И, вдруг оборвавши себя, Николай Николаевич Киерко, дернув плечом, отступил: с изумленьем вперившись к нему подступившую девочку в белом во всем, с точно вытертым мелом лицом (до того побелевшим), с кругами огромными вкруг — не двух глаз: бриллиантов, стреляющих молньей; иль — нет; Николай Николаевичу, если бы он пожелал себе дать беспристрастный отчет, показалось бы, что соблеснулися звезды — в Плеяды; Плеяды — вы помните?

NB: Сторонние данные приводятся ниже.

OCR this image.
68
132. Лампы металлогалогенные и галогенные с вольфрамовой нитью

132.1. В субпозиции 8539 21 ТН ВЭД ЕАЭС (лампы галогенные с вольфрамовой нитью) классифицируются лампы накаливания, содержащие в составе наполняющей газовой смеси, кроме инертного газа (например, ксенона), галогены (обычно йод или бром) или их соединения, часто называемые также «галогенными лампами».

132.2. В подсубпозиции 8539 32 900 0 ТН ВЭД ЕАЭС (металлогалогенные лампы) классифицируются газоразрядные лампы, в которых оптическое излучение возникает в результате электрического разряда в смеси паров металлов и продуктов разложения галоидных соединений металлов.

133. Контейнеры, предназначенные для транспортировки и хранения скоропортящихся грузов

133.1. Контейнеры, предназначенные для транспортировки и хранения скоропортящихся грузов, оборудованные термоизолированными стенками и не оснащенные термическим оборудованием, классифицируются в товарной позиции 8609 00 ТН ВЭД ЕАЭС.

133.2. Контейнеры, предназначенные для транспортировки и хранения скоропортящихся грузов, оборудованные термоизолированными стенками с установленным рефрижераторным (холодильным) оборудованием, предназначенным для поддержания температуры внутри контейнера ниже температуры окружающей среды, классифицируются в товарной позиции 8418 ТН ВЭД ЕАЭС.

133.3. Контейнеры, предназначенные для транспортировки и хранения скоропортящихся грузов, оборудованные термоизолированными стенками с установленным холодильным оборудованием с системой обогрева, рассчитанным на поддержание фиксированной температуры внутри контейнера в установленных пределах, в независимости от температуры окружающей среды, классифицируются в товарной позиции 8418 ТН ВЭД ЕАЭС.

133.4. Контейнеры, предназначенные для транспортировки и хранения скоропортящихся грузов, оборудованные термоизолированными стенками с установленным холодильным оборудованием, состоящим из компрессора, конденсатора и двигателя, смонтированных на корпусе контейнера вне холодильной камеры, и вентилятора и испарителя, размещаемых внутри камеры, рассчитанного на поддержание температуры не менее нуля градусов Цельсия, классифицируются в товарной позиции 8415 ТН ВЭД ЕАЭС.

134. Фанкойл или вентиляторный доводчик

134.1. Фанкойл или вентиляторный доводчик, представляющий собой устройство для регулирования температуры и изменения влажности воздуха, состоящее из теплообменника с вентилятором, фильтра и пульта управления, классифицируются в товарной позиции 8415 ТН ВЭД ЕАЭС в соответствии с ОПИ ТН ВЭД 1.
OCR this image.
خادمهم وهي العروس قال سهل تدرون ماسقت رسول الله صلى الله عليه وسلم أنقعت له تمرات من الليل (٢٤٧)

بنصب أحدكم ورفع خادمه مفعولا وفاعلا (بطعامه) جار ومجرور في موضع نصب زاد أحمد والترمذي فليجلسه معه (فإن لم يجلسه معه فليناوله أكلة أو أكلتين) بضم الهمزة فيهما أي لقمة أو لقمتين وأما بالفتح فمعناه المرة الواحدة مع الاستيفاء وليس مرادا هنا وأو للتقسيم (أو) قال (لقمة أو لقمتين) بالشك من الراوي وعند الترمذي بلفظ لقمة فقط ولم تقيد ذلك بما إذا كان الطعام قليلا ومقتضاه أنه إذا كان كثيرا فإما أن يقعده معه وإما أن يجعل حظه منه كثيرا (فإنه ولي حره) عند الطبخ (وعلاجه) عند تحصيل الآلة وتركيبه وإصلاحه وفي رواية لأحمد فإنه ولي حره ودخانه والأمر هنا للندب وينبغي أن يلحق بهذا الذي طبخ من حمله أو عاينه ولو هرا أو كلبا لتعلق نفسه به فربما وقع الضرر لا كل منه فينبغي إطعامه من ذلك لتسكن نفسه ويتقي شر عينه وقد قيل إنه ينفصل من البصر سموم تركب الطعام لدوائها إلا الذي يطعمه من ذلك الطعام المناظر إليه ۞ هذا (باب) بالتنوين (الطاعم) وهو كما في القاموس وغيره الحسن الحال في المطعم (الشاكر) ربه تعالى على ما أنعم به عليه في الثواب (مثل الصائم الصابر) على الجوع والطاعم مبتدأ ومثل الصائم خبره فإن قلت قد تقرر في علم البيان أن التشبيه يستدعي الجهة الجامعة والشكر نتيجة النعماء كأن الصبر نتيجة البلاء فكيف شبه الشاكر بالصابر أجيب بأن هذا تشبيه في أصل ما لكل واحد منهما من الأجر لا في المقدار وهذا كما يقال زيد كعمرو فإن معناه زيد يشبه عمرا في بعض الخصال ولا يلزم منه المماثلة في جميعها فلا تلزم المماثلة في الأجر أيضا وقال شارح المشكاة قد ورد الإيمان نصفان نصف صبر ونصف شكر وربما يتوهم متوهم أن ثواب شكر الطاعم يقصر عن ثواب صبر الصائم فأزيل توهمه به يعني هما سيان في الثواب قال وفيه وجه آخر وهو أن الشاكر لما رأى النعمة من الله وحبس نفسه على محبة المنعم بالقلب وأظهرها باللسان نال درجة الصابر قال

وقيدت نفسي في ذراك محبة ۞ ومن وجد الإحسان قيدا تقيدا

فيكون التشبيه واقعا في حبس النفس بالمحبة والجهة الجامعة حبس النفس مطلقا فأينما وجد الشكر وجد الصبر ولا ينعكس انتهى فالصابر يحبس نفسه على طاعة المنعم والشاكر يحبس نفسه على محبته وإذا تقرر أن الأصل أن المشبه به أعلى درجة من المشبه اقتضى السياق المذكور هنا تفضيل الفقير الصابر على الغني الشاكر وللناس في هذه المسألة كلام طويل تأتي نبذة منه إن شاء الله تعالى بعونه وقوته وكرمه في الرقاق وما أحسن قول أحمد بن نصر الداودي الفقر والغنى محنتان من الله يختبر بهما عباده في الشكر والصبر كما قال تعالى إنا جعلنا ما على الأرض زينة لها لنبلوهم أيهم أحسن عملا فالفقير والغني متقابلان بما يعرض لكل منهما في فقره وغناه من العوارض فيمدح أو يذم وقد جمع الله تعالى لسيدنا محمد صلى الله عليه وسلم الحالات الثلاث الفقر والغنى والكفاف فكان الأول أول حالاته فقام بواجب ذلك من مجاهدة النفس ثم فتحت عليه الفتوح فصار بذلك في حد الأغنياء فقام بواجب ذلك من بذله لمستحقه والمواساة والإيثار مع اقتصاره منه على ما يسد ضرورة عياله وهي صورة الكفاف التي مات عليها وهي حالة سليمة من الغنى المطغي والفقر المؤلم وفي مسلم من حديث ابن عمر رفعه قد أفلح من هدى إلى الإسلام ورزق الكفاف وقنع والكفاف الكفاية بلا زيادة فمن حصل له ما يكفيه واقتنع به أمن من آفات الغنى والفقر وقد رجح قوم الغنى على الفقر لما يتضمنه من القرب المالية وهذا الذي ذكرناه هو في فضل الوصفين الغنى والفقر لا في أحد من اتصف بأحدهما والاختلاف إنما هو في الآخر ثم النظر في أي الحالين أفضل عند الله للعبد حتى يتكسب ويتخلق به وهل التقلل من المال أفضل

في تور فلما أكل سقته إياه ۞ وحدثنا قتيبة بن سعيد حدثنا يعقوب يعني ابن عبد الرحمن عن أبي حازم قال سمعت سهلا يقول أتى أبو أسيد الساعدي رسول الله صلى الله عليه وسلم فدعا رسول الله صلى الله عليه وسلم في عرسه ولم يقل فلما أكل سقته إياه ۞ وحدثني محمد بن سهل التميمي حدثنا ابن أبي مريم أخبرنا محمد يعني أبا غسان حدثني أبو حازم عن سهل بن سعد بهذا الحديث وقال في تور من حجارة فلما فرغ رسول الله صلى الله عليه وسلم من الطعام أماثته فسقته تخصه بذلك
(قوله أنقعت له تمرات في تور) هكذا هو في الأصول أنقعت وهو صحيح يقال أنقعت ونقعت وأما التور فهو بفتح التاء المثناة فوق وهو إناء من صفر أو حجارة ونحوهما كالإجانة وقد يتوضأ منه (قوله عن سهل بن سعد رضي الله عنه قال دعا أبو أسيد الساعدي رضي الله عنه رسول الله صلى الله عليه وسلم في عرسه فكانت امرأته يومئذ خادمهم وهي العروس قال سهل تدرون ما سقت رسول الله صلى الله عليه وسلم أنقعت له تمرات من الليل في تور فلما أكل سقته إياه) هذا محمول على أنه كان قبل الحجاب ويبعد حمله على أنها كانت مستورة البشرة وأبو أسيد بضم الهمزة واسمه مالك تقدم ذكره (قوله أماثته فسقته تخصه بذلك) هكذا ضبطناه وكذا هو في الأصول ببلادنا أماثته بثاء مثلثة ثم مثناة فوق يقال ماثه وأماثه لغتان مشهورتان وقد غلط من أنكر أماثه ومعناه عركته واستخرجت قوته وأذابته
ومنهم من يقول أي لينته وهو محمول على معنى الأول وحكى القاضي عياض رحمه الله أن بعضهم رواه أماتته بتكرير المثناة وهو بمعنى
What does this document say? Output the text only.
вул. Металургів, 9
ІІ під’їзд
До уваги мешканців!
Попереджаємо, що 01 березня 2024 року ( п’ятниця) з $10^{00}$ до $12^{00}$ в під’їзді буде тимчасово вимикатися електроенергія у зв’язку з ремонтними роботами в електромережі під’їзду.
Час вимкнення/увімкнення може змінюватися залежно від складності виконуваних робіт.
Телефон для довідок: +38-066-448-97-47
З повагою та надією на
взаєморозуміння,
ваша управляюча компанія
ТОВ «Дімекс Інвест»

Летом поднимутся в небо: пора!
Что пора?
А Лизаша, казалось, что вот, — побежала, бежала, бежала, бежала, — куда! Но бежала, чтоб выпрыгнуть, чтобы разбить это все: тут сейчас же (революционеркой считала себя): уничтожить — вот этого, маленького господинчика, оклеветавшего «богушку», но с таким ей приснившимся взглядом; в ней сердце рванулось — в «пора»!
Если б им здесь сказать, что они будут оба в годах вспоминать этот миг, прозвучавший обоим настойчивой властью: «пора»!
Что?
То — длилось мгновение.
В следующие — сердце ножиком острым разрезала боль, потому что слепивший ей «богушк а» фразой о Киверцах (он не оспаривал Киерки) рушился с башни, как Сольнес; и рушилось что-то в Лизаше: ведь «он» говорил ей, что детство провел в Самарканде, а юность — в Москве; и — белела: добел — прочернел.
В горле ком появился глотательный.
Киерко же стушевался, вкрутую спиной повернувшись к Мандро, заметавшегося, потому что его поедали глазами.
И кто-то сказал, точно в рупор: десятками ртов:
— Не Мандро: Дюпердри!
А Луи Дюпердри в своей темно-зеленой визитке с растягом, оглаженный, зеленоногий, на дам загляденье, с румянчиком нежным искусственных кремовых щек, уж не волос — руно завитое, руно золотое крутил, вздернув кончик такой завитой эспаньолки; и губки слагал он, как будто целуя продушенный воздух «Свободной Эстетики».
Кто-то при нем, рукотер и шаркун, представлял его дамам; и Пукин, сияя, протягивал руку:
— Рр… рад… дд… давно… пп… пп… пп… пп… пора так! Входили все новые гости.
Казалось, что каждый мужчина — срыватель устоев; и каждая дама — модель из Парижа; и все здесь — любовники всех; и казалось, что все здесь любовницы; точно купчихи, парчовые трэны развеяв и перья своих вееров, здесь показывали свое глупо одетое чванство; пронес свои лысищи чех, Перешеш, откровенно живущий с мадам Жевудике, — в сплошной кругопляс, в ясный завертень барышен; томный дантист Розмарин ловил ляпис-лазури (не взгляды) мадам Эвихкайтен.